Il numero di contagiati da Coronavirus in Italia è quasi arrivato a 3mila e, giustamente, tutti gli Stati del mondo, chi più chi meno, stanno prendendo provvedimenti per limitare e controllare l’arrivo di italiani.
di Gabriele Tebaldi
Una lezione per l’Italia che per rimanere nei binari del “politically correct”, ma anche per un’ossessiva attenzione ai decimali del Pil, ha deciso fatalmente negli scorsi mesi di non adottare severi controlli per l’ingresso entro i confini.
Il Kuwait
uno Stato che consta a malapena 4 milioni di abitanti, ha per esempio deciso di interrompere il rilascio di visti per italiani che volessero viaggiare nel Paese.
La stessa strategia del Kuwait è stata adottata dal lontanissimo Turkmenistan, non di certo meta abituale per turisti e viaggiatori italiani, ma non certo un Paese dotato di politici così sprovveduti da lasciare le frontiere aperte con una simile emergenza.

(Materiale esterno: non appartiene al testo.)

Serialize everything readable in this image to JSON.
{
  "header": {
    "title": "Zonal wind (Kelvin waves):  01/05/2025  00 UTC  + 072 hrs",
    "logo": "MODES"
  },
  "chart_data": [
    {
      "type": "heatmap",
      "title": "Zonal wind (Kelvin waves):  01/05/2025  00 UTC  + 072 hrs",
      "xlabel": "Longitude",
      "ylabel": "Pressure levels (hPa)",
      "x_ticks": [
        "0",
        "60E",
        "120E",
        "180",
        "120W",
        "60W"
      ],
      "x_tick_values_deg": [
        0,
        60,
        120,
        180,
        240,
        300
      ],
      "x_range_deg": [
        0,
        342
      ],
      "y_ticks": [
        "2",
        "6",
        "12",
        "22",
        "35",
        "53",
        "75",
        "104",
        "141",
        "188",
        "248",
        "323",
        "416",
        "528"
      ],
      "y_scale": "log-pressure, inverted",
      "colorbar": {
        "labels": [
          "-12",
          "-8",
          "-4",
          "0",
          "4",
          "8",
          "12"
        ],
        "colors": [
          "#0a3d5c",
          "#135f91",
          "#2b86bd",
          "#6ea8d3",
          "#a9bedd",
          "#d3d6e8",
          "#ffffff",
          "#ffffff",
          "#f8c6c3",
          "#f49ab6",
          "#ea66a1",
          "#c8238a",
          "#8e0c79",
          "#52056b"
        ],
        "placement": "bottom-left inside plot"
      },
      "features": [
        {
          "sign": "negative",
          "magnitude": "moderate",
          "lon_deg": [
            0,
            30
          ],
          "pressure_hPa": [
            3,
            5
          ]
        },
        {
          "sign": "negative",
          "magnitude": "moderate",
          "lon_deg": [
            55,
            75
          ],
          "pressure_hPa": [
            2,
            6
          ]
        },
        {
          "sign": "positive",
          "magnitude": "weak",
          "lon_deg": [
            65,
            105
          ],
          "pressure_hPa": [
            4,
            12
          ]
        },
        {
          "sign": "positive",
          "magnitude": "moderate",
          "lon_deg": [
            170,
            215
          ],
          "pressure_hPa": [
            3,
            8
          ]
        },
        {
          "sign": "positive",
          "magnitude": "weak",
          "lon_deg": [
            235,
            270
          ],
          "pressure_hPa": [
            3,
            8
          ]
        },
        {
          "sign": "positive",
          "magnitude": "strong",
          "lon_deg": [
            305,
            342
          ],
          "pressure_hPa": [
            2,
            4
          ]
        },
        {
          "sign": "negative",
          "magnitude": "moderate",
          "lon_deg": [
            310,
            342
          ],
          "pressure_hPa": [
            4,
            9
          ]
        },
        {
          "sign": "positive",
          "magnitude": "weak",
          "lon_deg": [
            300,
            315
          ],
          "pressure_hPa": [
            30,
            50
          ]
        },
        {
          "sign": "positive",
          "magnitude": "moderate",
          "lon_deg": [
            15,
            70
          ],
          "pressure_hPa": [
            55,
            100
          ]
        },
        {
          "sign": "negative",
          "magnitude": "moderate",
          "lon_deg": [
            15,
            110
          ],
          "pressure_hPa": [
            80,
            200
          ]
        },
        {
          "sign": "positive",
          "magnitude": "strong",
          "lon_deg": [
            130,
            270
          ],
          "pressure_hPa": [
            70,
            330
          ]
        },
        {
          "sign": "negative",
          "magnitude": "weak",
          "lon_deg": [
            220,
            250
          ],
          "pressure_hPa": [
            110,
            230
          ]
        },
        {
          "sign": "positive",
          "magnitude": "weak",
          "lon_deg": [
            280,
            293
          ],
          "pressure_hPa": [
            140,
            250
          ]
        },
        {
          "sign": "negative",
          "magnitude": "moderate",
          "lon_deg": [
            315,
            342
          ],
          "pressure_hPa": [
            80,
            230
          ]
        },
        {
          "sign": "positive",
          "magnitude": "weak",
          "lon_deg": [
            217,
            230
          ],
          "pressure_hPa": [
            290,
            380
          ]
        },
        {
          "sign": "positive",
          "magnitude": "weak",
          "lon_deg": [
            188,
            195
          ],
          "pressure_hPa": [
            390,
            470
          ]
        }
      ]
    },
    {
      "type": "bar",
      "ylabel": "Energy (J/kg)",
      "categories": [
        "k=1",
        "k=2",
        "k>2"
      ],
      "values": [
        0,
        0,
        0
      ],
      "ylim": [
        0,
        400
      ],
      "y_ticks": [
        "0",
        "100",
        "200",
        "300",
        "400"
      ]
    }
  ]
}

Analoga decisione è stata presa dall’India
Paese considerato in via di sviluppo, ma che in realtà sembra organizzarsi senza lasciare spazio all’improvvisazione.
Ancor più puntigliose sembrano poi esser le Autorità indonesiane visto che hanno disposto, a partire dalla mezzanotte dell’8 marzo, il divieto di ingresso e transito nel Paese per tutti coloro che, nei 14 giorni precedenti il viaggio, abbiano visitato Lombardia, Veneto, Emilia Romagna, Marche e Piemonte. Un controllo specifico e dettagliato che non lascia nulla al caso.
In Bielorussia sono talmente avanti che, per chi arriva da zone a rischio come l’Italia, viene immediatamente sottoposto al tampone all’arrivo. Se negativo, può continuare la vacanza o il viaggio tranquillamente. Se positivo viene gentilmente invitato a restare in isolamento.
L’ingresso per gli italiani
sembra poi ormai pressoché impossibile in Turchia, Israele, ma anche negli Stati Uniti e perfino in Corea del sud e Cina. Questi ultimi, Paesi che hanno un numero di contagiati più alto del nostro, ma dato che si trovano attualmente in una fase di contenimento del virus, non hanno intenzione di farsi contagiare dall’esterno.
Tutta questa premura nel tutelare la salute nazionale non dovrebbe stupirci. Si tratta di norme semplicemente dettate dal buon senso. Invitare ad una quarantena volontaria i viaggiatori che arrivavano dalla Cina, anche con scali e tratte terze, nel periodo immediatamente dopo l’allarme lanciato da Pechino, non sarebbe stata una norma “razzista”, ma più che giustificata. Avrebbe forse fatto scendere il Pil di qualche zero virgola, per buona pace dei burocrati europei che, per giustificare il loro stipendio, devono pubblicare ossessivamente previsioni sull’andamento dell’economia.
E invece, per non essere tacciati di razzismo e per compiacere l’economista o il Presidente di Confindustria di turno, ci siamo tirati la zappa sui piedi. E ora tutti si comportano come avremmo dovuto fare noi da un paio di mesi.